И Сашку Волкова я вспомнил. Он здорово играл на саксофоне на школьных вечерах. Он играл, а в перерывах танцевал с самыми красивыми девчонками. И умел их как-то сортировать. Потому что эти самые красивые девчонки вытягивали шеи, когда он к ним подходил.
– А другой Сашка? Дьяконов?
– Пьет по-черному. Он не придет. Больно завистливый. «Вон, – говорит, – у тебя – машина, телефон сотовый крутой. А мне на «Приму» денег не хватает». Так брось курить, брось пить. Чудак человек, я сам себе все вот этим. – Глеб постучал костяшками пальцев по вспотевшему, круглому лбу – Конченый он человек, а какие надежды были! Все потому, что мать у него не уборщица, как у меня, а была главным ветеринарным врачом района. И рос он в сливочном масле.
Вот однажды, лет тридцать назад, я ехал в трамвае. Кто-то наступил мне на ногу, того-то я толкнул. Улыбнулся красавице, уступил место инвалиду, толкнул плечом брезентовый рюкзак. И что? С этими пассажирами трамвая мне никто не предложил встретиться через тридцать лет, чтобы убедиться, что красавица уже того, а тот тип, наступивший на ногу, стал стареньким вежливым профессором. Нет, этого мне никто не предложил.
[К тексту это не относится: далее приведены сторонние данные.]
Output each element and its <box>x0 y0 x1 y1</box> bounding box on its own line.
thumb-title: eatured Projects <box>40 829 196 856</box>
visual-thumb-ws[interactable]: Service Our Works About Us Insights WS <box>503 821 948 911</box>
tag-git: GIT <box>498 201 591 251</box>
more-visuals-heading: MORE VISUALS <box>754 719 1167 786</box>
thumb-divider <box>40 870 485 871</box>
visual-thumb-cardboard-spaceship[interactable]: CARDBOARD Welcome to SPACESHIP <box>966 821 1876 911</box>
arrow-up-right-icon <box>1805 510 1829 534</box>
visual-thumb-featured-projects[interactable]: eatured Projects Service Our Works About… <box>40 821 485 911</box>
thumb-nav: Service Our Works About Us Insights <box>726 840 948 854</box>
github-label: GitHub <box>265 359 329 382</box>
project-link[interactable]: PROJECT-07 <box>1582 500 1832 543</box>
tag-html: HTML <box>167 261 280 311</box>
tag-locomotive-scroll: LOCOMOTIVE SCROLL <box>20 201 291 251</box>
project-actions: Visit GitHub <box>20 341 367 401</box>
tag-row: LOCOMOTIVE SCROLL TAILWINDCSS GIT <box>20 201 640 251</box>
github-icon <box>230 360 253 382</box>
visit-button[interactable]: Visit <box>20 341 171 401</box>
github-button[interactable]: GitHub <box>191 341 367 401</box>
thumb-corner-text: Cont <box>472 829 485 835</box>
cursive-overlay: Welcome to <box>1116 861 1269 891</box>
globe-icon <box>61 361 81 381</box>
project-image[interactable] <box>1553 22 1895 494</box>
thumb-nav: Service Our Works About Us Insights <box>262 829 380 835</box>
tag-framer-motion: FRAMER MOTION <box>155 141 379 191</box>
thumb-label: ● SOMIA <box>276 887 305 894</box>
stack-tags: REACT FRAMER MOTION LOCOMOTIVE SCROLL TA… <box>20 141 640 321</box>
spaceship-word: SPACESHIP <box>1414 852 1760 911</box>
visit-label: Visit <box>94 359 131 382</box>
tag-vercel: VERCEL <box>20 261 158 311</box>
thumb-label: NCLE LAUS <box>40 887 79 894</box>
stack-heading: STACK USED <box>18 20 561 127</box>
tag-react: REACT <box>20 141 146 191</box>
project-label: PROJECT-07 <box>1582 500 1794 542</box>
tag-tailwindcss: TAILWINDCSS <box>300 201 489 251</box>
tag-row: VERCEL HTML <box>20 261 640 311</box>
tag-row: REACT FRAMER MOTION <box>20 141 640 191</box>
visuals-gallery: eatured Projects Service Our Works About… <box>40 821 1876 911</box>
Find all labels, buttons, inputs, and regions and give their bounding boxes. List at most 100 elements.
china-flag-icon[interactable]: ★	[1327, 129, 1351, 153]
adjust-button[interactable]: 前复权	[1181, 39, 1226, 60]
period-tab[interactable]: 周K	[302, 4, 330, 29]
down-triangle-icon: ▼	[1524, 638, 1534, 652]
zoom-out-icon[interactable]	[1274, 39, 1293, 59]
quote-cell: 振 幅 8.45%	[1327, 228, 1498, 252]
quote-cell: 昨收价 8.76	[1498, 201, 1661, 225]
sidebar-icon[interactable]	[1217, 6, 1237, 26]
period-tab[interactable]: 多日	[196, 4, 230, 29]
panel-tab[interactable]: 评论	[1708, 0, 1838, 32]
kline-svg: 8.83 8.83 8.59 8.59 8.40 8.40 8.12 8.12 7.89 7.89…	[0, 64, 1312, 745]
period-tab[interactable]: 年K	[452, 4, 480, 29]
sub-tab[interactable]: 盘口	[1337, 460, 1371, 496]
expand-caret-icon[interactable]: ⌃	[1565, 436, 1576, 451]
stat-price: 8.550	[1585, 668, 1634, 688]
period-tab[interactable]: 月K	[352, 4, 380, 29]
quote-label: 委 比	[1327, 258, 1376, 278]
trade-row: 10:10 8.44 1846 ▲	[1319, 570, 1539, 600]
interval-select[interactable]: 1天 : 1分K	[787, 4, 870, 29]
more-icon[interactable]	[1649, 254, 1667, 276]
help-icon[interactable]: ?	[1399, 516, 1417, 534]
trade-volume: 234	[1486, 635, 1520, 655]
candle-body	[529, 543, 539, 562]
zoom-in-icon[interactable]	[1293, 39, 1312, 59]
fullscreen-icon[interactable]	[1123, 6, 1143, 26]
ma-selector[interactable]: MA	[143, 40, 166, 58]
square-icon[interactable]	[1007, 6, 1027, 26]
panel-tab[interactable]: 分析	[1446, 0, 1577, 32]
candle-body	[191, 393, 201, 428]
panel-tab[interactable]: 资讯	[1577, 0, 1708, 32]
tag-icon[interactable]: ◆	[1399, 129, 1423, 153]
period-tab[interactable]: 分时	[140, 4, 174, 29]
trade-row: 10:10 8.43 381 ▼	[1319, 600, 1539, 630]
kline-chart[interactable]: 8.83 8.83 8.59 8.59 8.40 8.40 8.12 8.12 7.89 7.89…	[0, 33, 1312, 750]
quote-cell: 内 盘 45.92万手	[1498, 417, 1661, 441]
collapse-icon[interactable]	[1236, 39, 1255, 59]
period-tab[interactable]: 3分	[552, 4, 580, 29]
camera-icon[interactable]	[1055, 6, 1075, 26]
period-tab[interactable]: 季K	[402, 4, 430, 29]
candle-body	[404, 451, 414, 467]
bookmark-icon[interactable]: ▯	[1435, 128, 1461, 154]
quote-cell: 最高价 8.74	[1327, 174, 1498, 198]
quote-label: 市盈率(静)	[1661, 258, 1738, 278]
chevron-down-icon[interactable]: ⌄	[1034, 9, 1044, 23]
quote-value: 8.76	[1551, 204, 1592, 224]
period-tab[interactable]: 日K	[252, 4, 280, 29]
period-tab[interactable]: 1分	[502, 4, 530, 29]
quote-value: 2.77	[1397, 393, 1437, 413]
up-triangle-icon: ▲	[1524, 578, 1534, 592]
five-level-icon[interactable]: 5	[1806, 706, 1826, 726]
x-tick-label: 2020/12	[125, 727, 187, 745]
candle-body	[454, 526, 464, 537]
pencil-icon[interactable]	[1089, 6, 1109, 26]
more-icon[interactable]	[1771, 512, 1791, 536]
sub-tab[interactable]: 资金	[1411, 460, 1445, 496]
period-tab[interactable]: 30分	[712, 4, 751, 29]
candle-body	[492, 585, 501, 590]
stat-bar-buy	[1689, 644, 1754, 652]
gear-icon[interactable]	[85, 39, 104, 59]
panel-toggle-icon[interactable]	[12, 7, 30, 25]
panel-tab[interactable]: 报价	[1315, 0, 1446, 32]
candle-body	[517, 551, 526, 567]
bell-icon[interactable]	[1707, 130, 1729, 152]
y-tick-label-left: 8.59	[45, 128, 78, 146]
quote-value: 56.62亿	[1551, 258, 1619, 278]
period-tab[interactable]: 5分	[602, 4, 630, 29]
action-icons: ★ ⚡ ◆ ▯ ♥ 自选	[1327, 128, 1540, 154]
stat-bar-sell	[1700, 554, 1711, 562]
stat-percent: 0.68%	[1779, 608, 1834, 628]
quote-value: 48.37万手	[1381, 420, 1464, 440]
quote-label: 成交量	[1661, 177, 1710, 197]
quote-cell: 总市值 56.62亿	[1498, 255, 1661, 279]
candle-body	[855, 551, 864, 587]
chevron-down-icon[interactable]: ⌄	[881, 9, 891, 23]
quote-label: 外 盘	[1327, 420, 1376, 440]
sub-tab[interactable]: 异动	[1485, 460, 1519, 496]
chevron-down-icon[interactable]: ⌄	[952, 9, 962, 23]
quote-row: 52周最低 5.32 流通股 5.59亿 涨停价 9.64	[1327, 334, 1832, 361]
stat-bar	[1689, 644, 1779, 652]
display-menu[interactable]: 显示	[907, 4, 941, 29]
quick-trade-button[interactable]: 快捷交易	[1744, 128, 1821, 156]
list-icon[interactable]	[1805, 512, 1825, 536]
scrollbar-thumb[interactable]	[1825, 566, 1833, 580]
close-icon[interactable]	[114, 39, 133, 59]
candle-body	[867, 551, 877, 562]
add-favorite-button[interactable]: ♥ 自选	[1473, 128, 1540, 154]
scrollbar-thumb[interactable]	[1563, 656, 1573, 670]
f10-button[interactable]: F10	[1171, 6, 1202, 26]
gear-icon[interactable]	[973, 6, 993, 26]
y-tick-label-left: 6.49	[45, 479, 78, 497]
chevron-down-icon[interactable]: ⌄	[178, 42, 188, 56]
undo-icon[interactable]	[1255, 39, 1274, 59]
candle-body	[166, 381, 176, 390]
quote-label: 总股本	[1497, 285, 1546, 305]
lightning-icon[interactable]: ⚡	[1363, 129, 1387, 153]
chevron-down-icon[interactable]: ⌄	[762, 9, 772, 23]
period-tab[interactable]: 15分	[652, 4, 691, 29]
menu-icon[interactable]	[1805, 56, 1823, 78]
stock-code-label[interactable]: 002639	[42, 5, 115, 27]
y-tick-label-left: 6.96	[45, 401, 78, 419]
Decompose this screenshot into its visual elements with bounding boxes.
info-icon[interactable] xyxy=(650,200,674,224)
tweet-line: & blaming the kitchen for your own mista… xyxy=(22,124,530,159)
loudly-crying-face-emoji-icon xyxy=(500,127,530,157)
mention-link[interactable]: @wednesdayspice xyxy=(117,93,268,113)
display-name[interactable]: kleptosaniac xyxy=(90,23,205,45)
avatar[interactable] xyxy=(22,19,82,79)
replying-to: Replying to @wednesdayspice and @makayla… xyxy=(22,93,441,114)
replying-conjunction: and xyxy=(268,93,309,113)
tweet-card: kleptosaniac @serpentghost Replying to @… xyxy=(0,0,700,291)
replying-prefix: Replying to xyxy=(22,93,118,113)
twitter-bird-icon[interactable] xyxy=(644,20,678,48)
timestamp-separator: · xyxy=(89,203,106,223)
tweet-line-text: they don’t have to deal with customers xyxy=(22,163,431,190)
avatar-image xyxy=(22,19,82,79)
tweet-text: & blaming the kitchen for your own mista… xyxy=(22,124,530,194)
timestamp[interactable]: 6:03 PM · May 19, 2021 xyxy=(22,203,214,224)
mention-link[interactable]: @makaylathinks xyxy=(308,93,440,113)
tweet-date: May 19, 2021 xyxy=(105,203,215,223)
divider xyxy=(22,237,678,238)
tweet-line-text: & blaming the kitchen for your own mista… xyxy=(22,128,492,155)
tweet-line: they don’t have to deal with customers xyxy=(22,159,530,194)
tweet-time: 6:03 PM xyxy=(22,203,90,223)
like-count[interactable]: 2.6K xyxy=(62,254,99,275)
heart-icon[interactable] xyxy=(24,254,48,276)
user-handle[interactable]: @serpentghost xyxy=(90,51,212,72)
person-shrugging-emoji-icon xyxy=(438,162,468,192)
А вот эти-то ведь люди, смахивающие на базарных торговцев, еще дальше по времени отстают от пассажиров. Кто мне они. Фантомы, выпущенные из коробочки короля живописных ужасов И. Босха. Вот кто они. И у каждой женщины отпечаталось на лице и теле вся предыдущая жизнь. Вот толстуха. Ее свиные ноги обтянуты черным блестящим трикотажем. Нина или Зина? Зина! И не понимает, верно, что нельзя было всю жизнь жрать, жрать и жрать. А вот бывшая Кузякина. Хорошо Глеб сказанул, усмехнувшись: «Бывшая Кузякина». Морщинистая щепка. Должно быть, злая, как завистливая сучка. Ох, что же это я, что же?.. Нельзя ведь судить. А тут сужу и не знаю. Сам-то на себя в зеркало глянь! Глядел. Ничего для своих лет. Брюшко, седина. Да, вот глаза тоскливые и морщинки на лбу, как у крестного. Кому они нужны, эти глаза и эти морщинки? Господу Богу? Так он-то знает всю подноготную. Все мои трусости, все мои предательства, все грехи. Ему их и на цифровой носитель не надо записывать: помнит. И воздастся мне. А эти?